Hört sich brutal an? Ist es auch! In manchen Missionen muss man in möglichst kurzer Zeit möglichst viele Leute töten, dadurch steigt der Ruf und das Ansehen. Immerhin ist das Spiel offiziell erst ab 18 Jahren erhältlich, inoffiziell gehen die “kleinen Kindern” ihren Eltern aber so lange auf den Keks bis diese endlich nachgeben oder das Spiel wird sich kurzerhand anderweitig besorgt. Natürlich kann man auch einfach mit einem Auto im Spiel fahren wie man es in der Fahrschule gelernt hat, aber wer macht das schon bei einem Spiel das solche Möglichkeiten bietet? Besagte Möglichkeiten scheinen für fast alle Eltern völlig normal zu sein, nur eine Sache erregte sie schlagartig: Der Hot-Coffee-Mod.
Alles nur kalter Kaffee?
Von wegen! In den USA starteten empörte Eltern eine Sammelklage gegen den Entwickler Take-Two. Aber worum geht es nun eigentlich? Der Entwickler hatte, quasi als besonderes Easter-Egg, Sex-Spielchen versteckt die man freischalten konnte indem man neue Inhalte für das Spiel herunterladen musste.
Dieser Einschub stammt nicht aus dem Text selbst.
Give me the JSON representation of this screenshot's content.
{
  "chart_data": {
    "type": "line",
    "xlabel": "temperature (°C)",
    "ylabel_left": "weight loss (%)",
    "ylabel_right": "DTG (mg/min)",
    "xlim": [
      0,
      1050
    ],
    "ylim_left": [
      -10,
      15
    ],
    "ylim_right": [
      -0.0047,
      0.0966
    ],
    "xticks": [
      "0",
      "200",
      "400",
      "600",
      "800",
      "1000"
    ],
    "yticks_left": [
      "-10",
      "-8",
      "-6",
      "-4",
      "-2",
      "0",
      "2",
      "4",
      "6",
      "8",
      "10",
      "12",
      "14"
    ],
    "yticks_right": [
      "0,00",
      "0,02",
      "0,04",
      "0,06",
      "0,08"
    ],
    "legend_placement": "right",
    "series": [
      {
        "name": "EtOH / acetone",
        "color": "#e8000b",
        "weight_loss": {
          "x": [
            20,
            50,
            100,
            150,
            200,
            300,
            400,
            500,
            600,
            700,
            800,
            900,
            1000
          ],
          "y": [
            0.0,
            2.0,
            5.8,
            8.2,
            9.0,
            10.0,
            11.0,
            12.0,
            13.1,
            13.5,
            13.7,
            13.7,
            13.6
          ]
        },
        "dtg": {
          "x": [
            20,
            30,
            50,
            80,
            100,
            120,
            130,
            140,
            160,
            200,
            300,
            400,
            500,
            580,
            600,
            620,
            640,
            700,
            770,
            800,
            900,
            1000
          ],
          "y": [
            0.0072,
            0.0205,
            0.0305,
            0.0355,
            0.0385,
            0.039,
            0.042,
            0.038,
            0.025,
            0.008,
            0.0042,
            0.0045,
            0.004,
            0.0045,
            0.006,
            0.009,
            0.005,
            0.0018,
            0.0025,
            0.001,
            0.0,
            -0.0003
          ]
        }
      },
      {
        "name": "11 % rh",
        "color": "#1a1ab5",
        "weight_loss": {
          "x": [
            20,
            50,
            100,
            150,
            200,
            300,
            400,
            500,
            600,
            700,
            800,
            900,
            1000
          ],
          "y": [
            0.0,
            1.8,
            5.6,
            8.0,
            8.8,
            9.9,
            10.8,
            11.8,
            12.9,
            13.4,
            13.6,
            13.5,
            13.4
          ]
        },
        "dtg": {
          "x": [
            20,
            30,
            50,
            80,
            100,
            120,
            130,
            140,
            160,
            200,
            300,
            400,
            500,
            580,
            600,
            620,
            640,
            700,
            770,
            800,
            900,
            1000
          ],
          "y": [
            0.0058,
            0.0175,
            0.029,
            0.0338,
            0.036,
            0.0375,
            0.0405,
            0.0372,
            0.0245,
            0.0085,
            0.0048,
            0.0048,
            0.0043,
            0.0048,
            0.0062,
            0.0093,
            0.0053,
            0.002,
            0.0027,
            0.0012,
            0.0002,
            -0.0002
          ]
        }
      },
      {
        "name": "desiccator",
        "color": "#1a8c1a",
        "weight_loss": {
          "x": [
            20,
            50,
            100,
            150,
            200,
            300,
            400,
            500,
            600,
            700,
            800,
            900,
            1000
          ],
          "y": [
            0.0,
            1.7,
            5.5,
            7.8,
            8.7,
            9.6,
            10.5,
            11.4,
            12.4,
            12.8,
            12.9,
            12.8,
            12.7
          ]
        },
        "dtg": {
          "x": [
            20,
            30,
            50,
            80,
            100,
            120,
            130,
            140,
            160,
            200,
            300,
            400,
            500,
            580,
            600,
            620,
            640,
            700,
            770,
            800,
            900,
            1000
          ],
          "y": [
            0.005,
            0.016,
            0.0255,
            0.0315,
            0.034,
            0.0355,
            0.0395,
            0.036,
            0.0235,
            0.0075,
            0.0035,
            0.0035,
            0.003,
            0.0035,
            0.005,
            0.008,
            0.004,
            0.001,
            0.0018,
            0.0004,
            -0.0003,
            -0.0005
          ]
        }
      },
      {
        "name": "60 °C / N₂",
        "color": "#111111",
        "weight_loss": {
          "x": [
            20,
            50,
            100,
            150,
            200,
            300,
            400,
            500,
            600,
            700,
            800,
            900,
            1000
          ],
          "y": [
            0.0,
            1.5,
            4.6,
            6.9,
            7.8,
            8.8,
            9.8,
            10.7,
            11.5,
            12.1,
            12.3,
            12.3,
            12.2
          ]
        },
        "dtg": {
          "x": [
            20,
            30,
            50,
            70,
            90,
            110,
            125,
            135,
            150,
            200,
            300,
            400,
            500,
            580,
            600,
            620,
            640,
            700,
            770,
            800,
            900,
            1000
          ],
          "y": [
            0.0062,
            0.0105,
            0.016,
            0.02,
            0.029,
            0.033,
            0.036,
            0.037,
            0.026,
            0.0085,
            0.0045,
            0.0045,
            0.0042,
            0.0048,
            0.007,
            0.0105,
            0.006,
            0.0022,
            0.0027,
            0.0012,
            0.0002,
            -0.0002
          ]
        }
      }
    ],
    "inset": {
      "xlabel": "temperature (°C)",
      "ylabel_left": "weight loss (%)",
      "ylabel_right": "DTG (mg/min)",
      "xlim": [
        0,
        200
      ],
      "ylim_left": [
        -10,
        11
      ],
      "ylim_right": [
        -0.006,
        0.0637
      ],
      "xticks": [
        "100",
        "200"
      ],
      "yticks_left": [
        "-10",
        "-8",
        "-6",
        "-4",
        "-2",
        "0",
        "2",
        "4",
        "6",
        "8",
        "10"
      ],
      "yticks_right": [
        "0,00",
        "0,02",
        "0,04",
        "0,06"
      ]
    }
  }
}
Bei den Spielchen ging es darum durch das betätigen bestimmter tasten gewisse Bewegungsabläufe nachzustellen, zu sehen waren dabei auf dem Bildschirm die Akteure, besonders aber der weibliche Teil der weitestgehend nackt war. Nackte Haut verursacht in den USA in etwa das, was hier ein Mann mit Maske und einer scharfen Pistole in einer Fußgängerzone verursacht: Panik, blankes Entsetzen, Massen-Hysterien. Take-Two wird aller Voraussicht nach 20 Millionen Dollar in einen Fonds einzahlen mit dessen Hilfe die “geschädigten” Käufer entschädigt werden sollen. Kleiner Lichtblick für Take-Two: Die eigene Versicherung übernimmt 15 Millionen Dollar.
Meine Diagnose:
In den USA vertritt man offensichtlich die Meinung das es besser ist Jugendlichen Terror und Krieg näher zu bringen bevor sie die grausamen und verehrenden Wahrheiten über zwischenmenschliche Akte erfahren.
PS: Dazu passt übrigens auch das sich einige Deutsche über die Maoam-Verpackungen und deren anstößige Aufmachung beschwert haben, dazu später mehr.